Но он уже был на краю.
Увидев насыпь из копошащихся тел, Никас замер, не понимая как такое возможно. Почему те, внизу, не гибнут и не исчезают от ужасного давления? Неужели воля Максиме, подкрепленная силой Одиночества, может противостоять законам Многомирья настолько хладнокровно?
Позитивные солдаты рядом с ним молились добру и свету. Никас слышал, как они умоляли высшую справедливость, стереть эту макабрическую тварь с лица Многомирья.
— Открывайте огонь! — крикнул Никас, удивившись самому себе. — Стреляйте из всего, что у вас есть, чего вы ждете?! Неунывающий, еб твою мать! Ты уснул?!
— Нельзя, — ответил он с правой стороны. — Они под белым флагом.
— И что?!
— Это против нашей натуры.
— О, гос-с-споди, — прошипел Никас, глядя, как приближается Геноцид.
Он был полностью открыт, его можно было расстрелять как мишень в тире, совершенно спокойно, эта туша поймала бы все снаряды.
— Ты должен быть с Волей! — наконец-то докричался до него Неунывающий.
Никас сбросил его пальцы с плеча.
— Я знаю. Я вернусь к ней. Но пока я не поговорю с Максиме, атака не начнется.
— Может тебе тогда не говорить с ней вовсе? — невесело пошутил прим.
Никас промолчал. Геноцид остановился в отдалении, даже не начав взбираться на заваленную полосу препятствий. Никас смотрел на него сверху вниз, а эта тварь — смотрела на него. Ощущение было такое, словно перед глазами разверзлась огромная яма, стены которой были выложены пронумерованными черепами. Падать в нее можно было бесконечно, глядя на то, как желтые кости полностью покрываются цифрами.
Потом что-то произошло, — наверняка Максиме приказала, — и титан отвел взгляд.
Пророк подняла над собой какой-то плакат с неровной надписью. Никас представил мощный бинокль, но мысли путались от волнения, поэтому он подтянул к себе тот, что висел на груди у Неунывающего.
— Что там написано? — спросил прим, невольно прижимаясь щекой к его плечу.
Аркас крякнул.
— Там написано: «Это твой последний шанс не быть педиком».
— Как грубо.
— Сейчас я уйду, — Никас вернул бинокль. — Она поймет. После этого, будьте готовы ко всему.
Он развернулся и прошел между расступившимися воинами. Те смотрели на него с надеждой, почти мольбой. К его рукам пытались прикоснуться, кто-то шептал слова благодарности. Никас кивал обращенным на него лицам. Он буквально знал, что Максиме сейчас криво усмехнулась и опустила плакат. А потом, возможно, забросила его в пасть Геноцида.

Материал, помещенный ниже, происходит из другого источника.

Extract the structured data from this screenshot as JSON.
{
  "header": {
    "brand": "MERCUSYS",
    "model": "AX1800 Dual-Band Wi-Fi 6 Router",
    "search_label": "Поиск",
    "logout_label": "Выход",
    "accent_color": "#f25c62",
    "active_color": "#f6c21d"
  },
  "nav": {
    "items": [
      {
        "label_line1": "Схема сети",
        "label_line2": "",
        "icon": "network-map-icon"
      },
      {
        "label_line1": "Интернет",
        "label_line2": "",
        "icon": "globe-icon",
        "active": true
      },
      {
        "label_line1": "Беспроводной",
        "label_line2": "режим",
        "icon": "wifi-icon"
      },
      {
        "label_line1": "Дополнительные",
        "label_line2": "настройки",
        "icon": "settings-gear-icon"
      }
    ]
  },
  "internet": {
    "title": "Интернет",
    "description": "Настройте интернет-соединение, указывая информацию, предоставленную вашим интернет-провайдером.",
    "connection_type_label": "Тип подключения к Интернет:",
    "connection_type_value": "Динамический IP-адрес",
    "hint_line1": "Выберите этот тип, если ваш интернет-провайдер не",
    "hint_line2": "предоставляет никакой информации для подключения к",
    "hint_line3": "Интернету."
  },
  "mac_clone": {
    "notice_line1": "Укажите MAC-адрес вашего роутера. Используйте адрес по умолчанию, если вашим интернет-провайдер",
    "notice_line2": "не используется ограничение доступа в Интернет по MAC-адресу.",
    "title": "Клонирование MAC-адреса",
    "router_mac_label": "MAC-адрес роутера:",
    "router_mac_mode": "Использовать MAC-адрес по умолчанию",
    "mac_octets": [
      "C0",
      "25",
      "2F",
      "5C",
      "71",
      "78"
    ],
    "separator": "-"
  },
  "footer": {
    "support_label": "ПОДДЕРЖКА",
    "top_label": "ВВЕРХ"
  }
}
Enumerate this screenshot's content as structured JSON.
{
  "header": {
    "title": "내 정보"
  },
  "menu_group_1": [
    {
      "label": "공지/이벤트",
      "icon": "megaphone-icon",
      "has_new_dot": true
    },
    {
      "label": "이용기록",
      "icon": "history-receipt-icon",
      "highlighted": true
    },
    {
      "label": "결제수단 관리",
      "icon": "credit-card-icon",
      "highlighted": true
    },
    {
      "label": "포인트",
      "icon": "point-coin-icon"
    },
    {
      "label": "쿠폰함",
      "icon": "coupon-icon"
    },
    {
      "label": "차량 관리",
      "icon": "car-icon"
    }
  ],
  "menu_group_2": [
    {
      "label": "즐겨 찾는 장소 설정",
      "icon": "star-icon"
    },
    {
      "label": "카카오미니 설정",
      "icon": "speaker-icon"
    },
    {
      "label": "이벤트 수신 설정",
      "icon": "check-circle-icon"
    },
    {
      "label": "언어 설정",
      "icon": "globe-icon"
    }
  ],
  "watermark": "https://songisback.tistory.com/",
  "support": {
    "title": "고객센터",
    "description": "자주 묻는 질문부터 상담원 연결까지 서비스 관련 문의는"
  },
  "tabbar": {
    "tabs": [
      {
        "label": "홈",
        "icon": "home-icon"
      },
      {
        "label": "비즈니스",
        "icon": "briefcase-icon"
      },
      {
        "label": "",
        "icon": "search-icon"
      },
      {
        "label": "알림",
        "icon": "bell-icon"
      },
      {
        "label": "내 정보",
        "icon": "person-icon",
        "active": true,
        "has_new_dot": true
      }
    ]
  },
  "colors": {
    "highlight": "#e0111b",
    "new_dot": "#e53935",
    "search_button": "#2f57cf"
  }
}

Сопротивление негативу — это долг каждого человека. Каким бы ни был соблазн поддаться ему, каким бы очевидным не было его преимущество. Защищая от него себя и других, мы должны становится творцами, создающими между ним и полной победой — новые идеи, то за что могут зацепиться недостаточно сильные люди, скользящие вниз. Мы должны выставить перед собой одну руку, чтоб в нее вцепилась зубастая пасть, а второй — создавать небывалое. Пусть вас не найдет признание и благодарность, но если один, всего один человек, прочтет, посмотрит, прикоснется и сделает шаг назад от негатива, старания будут не напрасны.
* * *
Мир покрылся трещинами.
Они сыпались водопадами неискоренимого зла.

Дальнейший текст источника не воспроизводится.